The headgear change is one of several key uniform changes described by Sgt. Maj. of the Army Raymond Chandler to the Army Times. Chandler is the top non-commissioned officer in the Army.
Chandler told the Times the changes were inspired by "thousands of soldiers" in post-deployment surveys, social media and discussions with troops during post visits.
The beret became standard headgear June 14, 2001, when Chief of Staff Gen. Eric Shinseki said the change was to show "our excellence as soldiers, our unity as a force and our values as an institution."
But during the past decade soldiers have complained about the beret, the Times said.
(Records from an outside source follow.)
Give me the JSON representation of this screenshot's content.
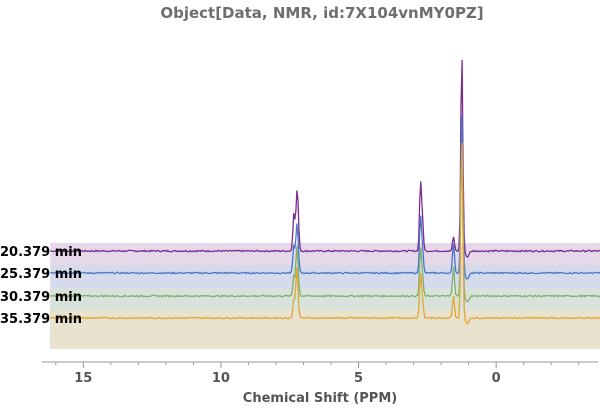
{
  "chart_data": {
    "type": "line",
    "title": "Object[Data, NMR, id:7X104vnMY0PZ]",
    "xlabel": "Chemical Shift  (PPM)",
    "ylabel": "",
    "xlim": [
      16.5,
      -3.7
    ],
    "x_reversed": true,
    "xticks": [
      15,
      10,
      5,
      0
    ],
    "baseline_range_ppm": [
      16.2,
      -3.8
    ],
    "series": [
      {
        "name": "20.379 min",
        "color": "#7b2d8e",
        "band_color": "#dccbe2",
        "peaks": [
          {
            "x": 7.35,
            "height": 38
          },
          {
            "x": 7.25,
            "height": 44
          },
          {
            "x": 7.2,
            "height": 34
          },
          {
            "x": 2.75,
            "height": 66
          },
          {
            "x": 2.68,
            "height": 30
          },
          {
            "x": 1.55,
            "height": 14
          },
          {
            "x": 1.25,
            "height": 195
          },
          {
            "x": 1.2,
            "height": 12
          }
        ]
      },
      {
        "name": "25.379 min",
        "color": "#4a78c8",
        "band_color": "#cfdbec",
        "peaks": [
          {
            "x": 7.35,
            "height": 28
          },
          {
            "x": 7.25,
            "height": 40
          },
          {
            "x": 7.2,
            "height": 22
          },
          {
            "x": 2.75,
            "height": 55
          },
          {
            "x": 2.68,
            "height": 24
          },
          {
            "x": 1.55,
            "height": 30
          },
          {
            "x": 1.25,
            "height": 160
          },
          {
            "x": 1.2,
            "height": 10
          }
        ]
      },
      {
        "name": "30.379 min",
        "color": "#7fb36a",
        "band_color": "#d7e4d5",
        "peaks": [
          {
            "x": 7.35,
            "height": 20
          },
          {
            "x": 7.25,
            "height": 42
          },
          {
            "x": 7.2,
            "height": 18
          },
          {
            "x": 2.75,
            "height": 46
          },
          {
            "x": 2.68,
            "height": 20
          },
          {
            "x": 1.55,
            "height": 30
          },
          {
            "x": 1.25,
            "height": 150
          },
          {
            "x": 1.2,
            "height": 8
          }
        ]
      },
      {
        "name": "35.379 min",
        "color": "#e0a830",
        "band_color": "#eee1cb",
        "peaks": [
          {
            "x": 7.35,
            "height": 18
          },
          {
            "x": 7.25,
            "height": 44
          },
          {
            "x": 7.2,
            "height": 16
          },
          {
            "x": 2.75,
            "height": 42
          },
          {
            "x": 2.68,
            "height": 18
          },
          {
            "x": 1.55,
            "height": 22
          },
          {
            "x": 1.25,
            "height": 180
          },
          {
            "x": 1.2,
            "height": 8
          }
        ]
      }
    ]
  }
}
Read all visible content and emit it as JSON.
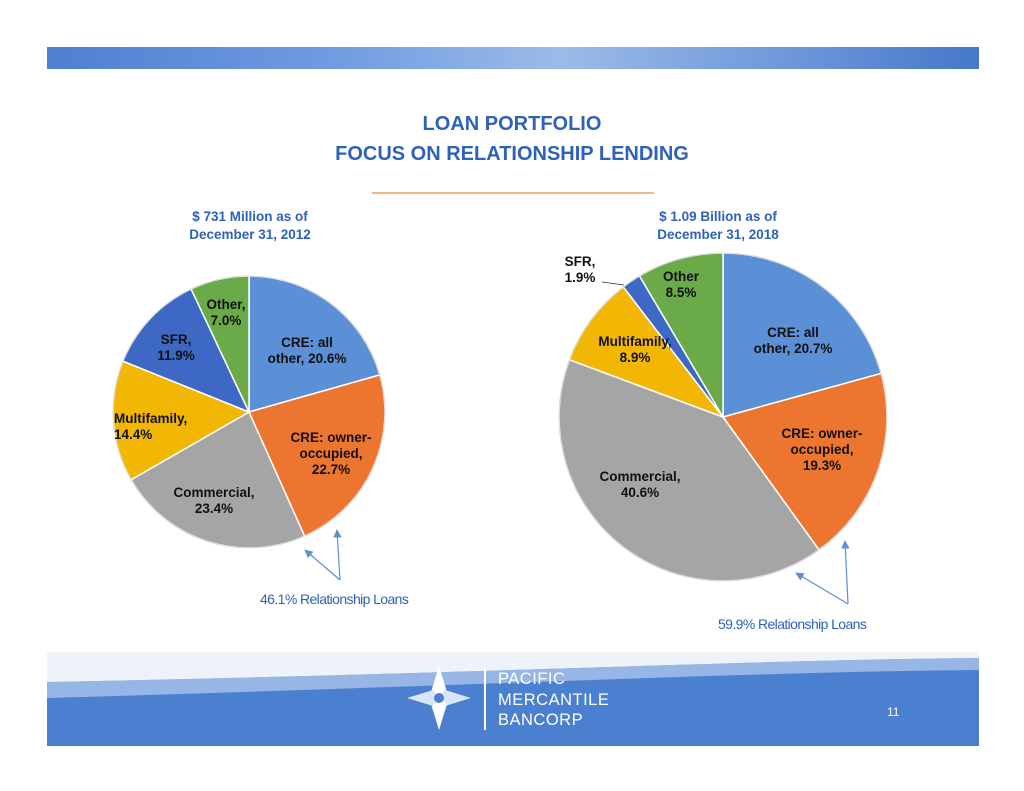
{
  "title": {
    "line1": "LOAN  PORTFOLIO",
    "line2": "FOCUS  ON RELATIONSHIP LENDING"
  },
  "chart_data": [
    {
      "type": "pie",
      "title_line1": "$ 731 Million as  of",
      "title_line2": "December 31,  2012",
      "slices": [
        {
          "label": "CRE: all other",
          "value": 20.6,
          "color": "#5b8fd6",
          "label_lines": [
            "CRE: all",
            "other, 20.6%"
          ]
        },
        {
          "label": "CRE: owner-occupied",
          "value": 22.7,
          "color": "#ec7630",
          "label_lines": [
            "CRE: owner-",
            "occupied,",
            "22.7%"
          ]
        },
        {
          "label": "Commercial",
          "value": 23.4,
          "color": "#a5a5a5",
          "label_lines": [
            "Commercial,",
            "23.4%"
          ]
        },
        {
          "label": "Multifamily",
          "value": 14.4,
          "color": "#f2b705",
          "label_lines": [
            "Multifamily,",
            "14.4%"
          ]
        },
        {
          "label": "SFR",
          "value": 11.9,
          "color": "#3d68c4",
          "label_lines": [
            "SFR,",
            "11.9%"
          ]
        },
        {
          "label": "Other",
          "value": 7.0,
          "color": "#6aaa48",
          "label_lines": [
            "Other,",
            "7.0%"
          ]
        }
      ],
      "annotation": "46.1% Relationship Loans"
    },
    {
      "type": "pie",
      "title_line1": "$ 1.09 Billion as  of",
      "title_line2": "December 31, 2018",
      "slices": [
        {
          "label": "CRE: all other",
          "value": 20.7,
          "color": "#5b8fd6",
          "label_lines": [
            "CRE: all",
            "other, 20.7%"
          ]
        },
        {
          "label": "CRE: owner-occupied",
          "value": 19.3,
          "color": "#ec7630",
          "label_lines": [
            "CRE: owner-",
            "occupied,",
            "19.3%"
          ]
        },
        {
          "label": "Commercial",
          "value": 40.6,
          "color": "#a5a5a5",
          "label_lines": [
            "Commercial,",
            "40.6%"
          ]
        },
        {
          "label": "Multifamily",
          "value": 8.9,
          "color": "#f2b705",
          "label_lines": [
            "Multifamily,",
            "8.9%"
          ]
        },
        {
          "label": "SFR",
          "value": 1.9,
          "color": "#3d68c4",
          "label_lines": [
            "SFR,",
            "1.9%"
          ]
        },
        {
          "label": "Other",
          "value": 8.5,
          "color": "#6aaa48",
          "label_lines": [
            "Other",
            "8.5%"
          ]
        }
      ],
      "annotation": "59.9% Relationship Loans"
    }
  ],
  "brand": {
    "line1": "PACIFIC",
    "line2": "MERCANTILE",
    "line3": "BANCORP"
  },
  "page_number": "11",
  "colors": {
    "accent_blue": "#2e62b8",
    "band_blue": "#4a80cf",
    "rule_orange": "#efb788"
  }
}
It takes both hands to put on, can't be carried in a pocket and unlike the patrol cap -- which has ventilated sun protection -- the beret isn't even included on the list for deployment packing.
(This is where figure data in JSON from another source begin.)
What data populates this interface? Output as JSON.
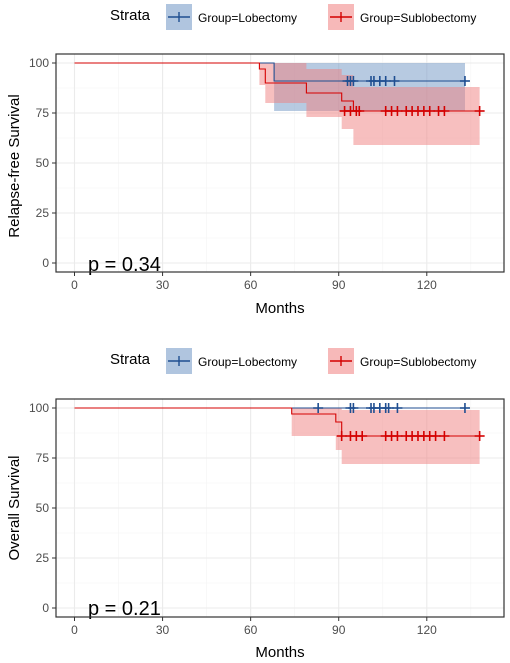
{
  "colors": {
    "lobectomy_line": "#1f4e91",
    "lobectomy_fill": "#6f95c4",
    "sublobectomy_line": "#d40000",
    "sublobectomy_fill": "#f07f7f"
  },
  "chart_data": [
    {
      "type": "line",
      "subtype": "kaplan-meier",
      "legend": {
        "title": "Strata",
        "position": "top",
        "entries": [
          "Group=Lobectomy",
          "Group=Sublobectomy"
        ]
      },
      "xlabel": "Months",
      "ylabel": "Relapse-free Survival",
      "xlim": [
        0,
        140
      ],
      "ylim": [
        0,
        100
      ],
      "xticks": [
        0,
        30,
        60,
        90,
        120
      ],
      "yticks": [
        0,
        25,
        50,
        75,
        100
      ],
      "grid": true,
      "annotation": "p = 0.34",
      "series": [
        {
          "name": "Group=Lobectomy",
          "steps": [
            [
              0,
              100
            ],
            [
              68,
              100
            ],
            [
              68,
              91
            ],
            [
              133,
              91
            ]
          ],
          "ci": [
            [
              0,
              100,
              100
            ],
            [
              68,
              100,
              100
            ],
            [
              68,
              76,
              100
            ],
            [
              133,
              76,
              100
            ]
          ],
          "censor_x": [
            93,
            94,
            95,
            101,
            102,
            104,
            106,
            109,
            133
          ],
          "censor_y": 91
        },
        {
          "name": "Group=Sublobectomy",
          "steps": [
            [
              0,
              100
            ],
            [
              63,
              100
            ],
            [
              63,
              97
            ],
            [
              65,
              97
            ],
            [
              65,
              90
            ],
            [
              79,
              90
            ],
            [
              79,
              85
            ],
            [
              91,
              85
            ],
            [
              91,
              81
            ],
            [
              95,
              81
            ],
            [
              95,
              76
            ],
            [
              138,
              76
            ]
          ],
          "ci": [
            [
              0,
              100,
              100
            ],
            [
              63,
              100,
              100
            ],
            [
              63,
              89,
              100
            ],
            [
              65,
              89,
              100
            ],
            [
              65,
              80,
              100
            ],
            [
              79,
              80,
              100
            ],
            [
              79,
              73,
              97
            ],
            [
              91,
              73,
              97
            ],
            [
              91,
              67,
              94
            ],
            [
              95,
              67,
              94
            ],
            [
              95,
              59,
              88
            ],
            [
              138,
              59,
              88
            ]
          ],
          "censor_x": [
            92,
            94,
            96,
            97,
            106,
            108,
            110,
            113,
            115,
            117,
            119,
            121,
            124,
            126,
            138
          ],
          "censor_y": 76
        }
      ]
    },
    {
      "type": "line",
      "subtype": "kaplan-meier",
      "legend": {
        "title": "Strata",
        "position": "top",
        "entries": [
          "Group=Lobectomy",
          "Group=Sublobectomy"
        ]
      },
      "xlabel": "Months",
      "ylabel": "Overall Survival",
      "xlim": [
        0,
        140
      ],
      "ylim": [
        0,
        100
      ],
      "xticks": [
        0,
        30,
        60,
        90,
        120
      ],
      "yticks": [
        0,
        25,
        50,
        75,
        100
      ],
      "grid": true,
      "annotation": "p = 0.21",
      "series": [
        {
          "name": "Group=Lobectomy",
          "steps": [
            [
              0,
              100
            ],
            [
              133,
              100
            ]
          ],
          "ci": [
            [
              0,
              100,
              100
            ],
            [
              133,
              100,
              100
            ]
          ],
          "censor_x": [
            83,
            94,
            95,
            101,
            102,
            104,
            106,
            107,
            110,
            133
          ],
          "censor_y": 100
        },
        {
          "name": "Group=Sublobectomy",
          "steps": [
            [
              0,
              100
            ],
            [
              74,
              100
            ],
            [
              74,
              97
            ],
            [
              89,
              97
            ],
            [
              89,
              93
            ],
            [
              91,
              93
            ],
            [
              91,
              86
            ],
            [
              138,
              86
            ]
          ],
          "ci": [
            [
              0,
              100,
              100
            ],
            [
              74,
              100,
              100
            ],
            [
              74,
              86,
              100
            ],
            [
              89,
              86,
              100
            ],
            [
              89,
              79,
              100
            ],
            [
              91,
              79,
              100
            ],
            [
              91,
              72,
              99
            ],
            [
              138,
              72,
              99
            ]
          ],
          "censor_x": [
            91,
            94,
            96,
            98,
            106,
            108,
            110,
            113,
            115,
            117,
            119,
            121,
            123,
            126,
            138
          ],
          "censor_y": 86
        }
      ]
    }
  ]
}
The Times said most troops in Chandler's surveys didn't oppose wearing the beret with the more formal service uniform, but were adamant that it not be part of the ACU.
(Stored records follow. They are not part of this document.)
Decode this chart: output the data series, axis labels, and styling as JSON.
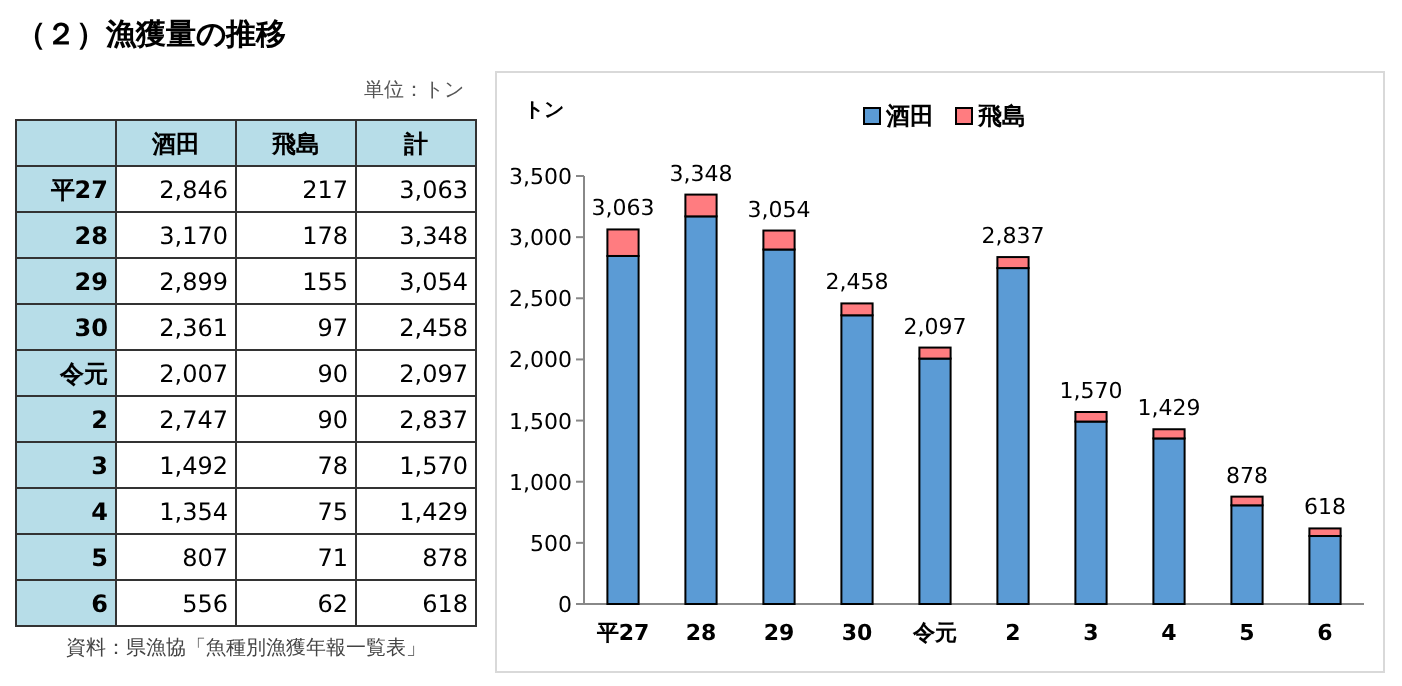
{
  "chart_data": [
    {
      "type": "other",
      "title": "（２）漁獲量の推移",
      "categories": [
        "平27",
        "28",
        "29",
        "30",
        "令元",
        "2",
        "3",
        "4",
        "5",
        "6"
      ],
      "annotations": [
        "単位：トン",
        "酒田",
        "飛島",
        "計",
        "資料：県漁協「魚種別漁獲年報一覧表」",
        "2,846",
        "217",
        "3,063",
        "3,170",
        "178",
        "3,348",
        "2,899",
        "155",
        "3,054",
        "2,361",
        "97",
        "2,458",
        "2,007",
        "90",
        "2,097",
        "2,747",
        "90",
        "2,837",
        "1,492",
        "78",
        "1,570",
        "1,354",
        "75",
        "1,429",
        "807",
        "71",
        "878",
        "556",
        "62",
        "618"
      ]
    },
    {
      "type": "bar",
      "ylabel": "トン",
      "categories": [
        "平27",
        "28",
        "29",
        "30",
        "令元",
        "2",
        "3",
        "4",
        "5",
        "6"
      ],
      "series": [
        {
          "name": "酒田",
          "color": "#5b9bd5",
          "values": [
            2846,
            3170,
            2899,
            2361,
            2007,
            2747,
            1492,
            1354,
            807,
            556
          ]
        },
        {
          "name": "飛島",
          "color": "#ff7c80",
          "values": [
            217,
            178,
            155,
            97,
            90,
            90,
            78,
            75,
            71,
            62
          ]
        }
      ],
      "stacked": true,
      "totals": [
        "3,063",
        "3,348",
        "3,054",
        "2,458",
        "2,097",
        "2,837",
        "1,570",
        "1,429",
        "878",
        "618"
      ],
      "ylim": [
        0,
        3500
      ],
      "yticks": [
        0,
        500,
        {
          "value": 1000,
          "label": "1,000"
        },
        {
          "value": 1500,
          "label": "1,500"
        },
        {
          "value": 2000,
          "label": "2,000"
        },
        {
          "value": 2500,
          "label": "2,500"
        },
        {
          "value": 3000,
          "label": "3,000"
        },
        {
          "value": 3500,
          "label": "3,500"
        }
      ],
      "legend": "top"
    }
  ]
}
An informal survey by the Army Times last May asked soldiers how they felt about the beret. More than 300 soldiers of all ranks said, "Dump it."
Chandler took his survey findings to Chief of Staff Gen. Martin Dempsey, and the two men gave their recommendations to Army Secretary John McHugh, who killed the ACU beret.
The Times said existing beret colors will remain, and units who have historically worn the beret -- Rangers, Special Forces and Airborne -- will wear the beret as standard headgear.
Commanders of other units also will keep the option to order the wearing of the beret with ACUs as they see fit -- for example, during a change-of-command ceremony -- Chandler told the Times.
The Army Times said it would reveal more changes in its next issue.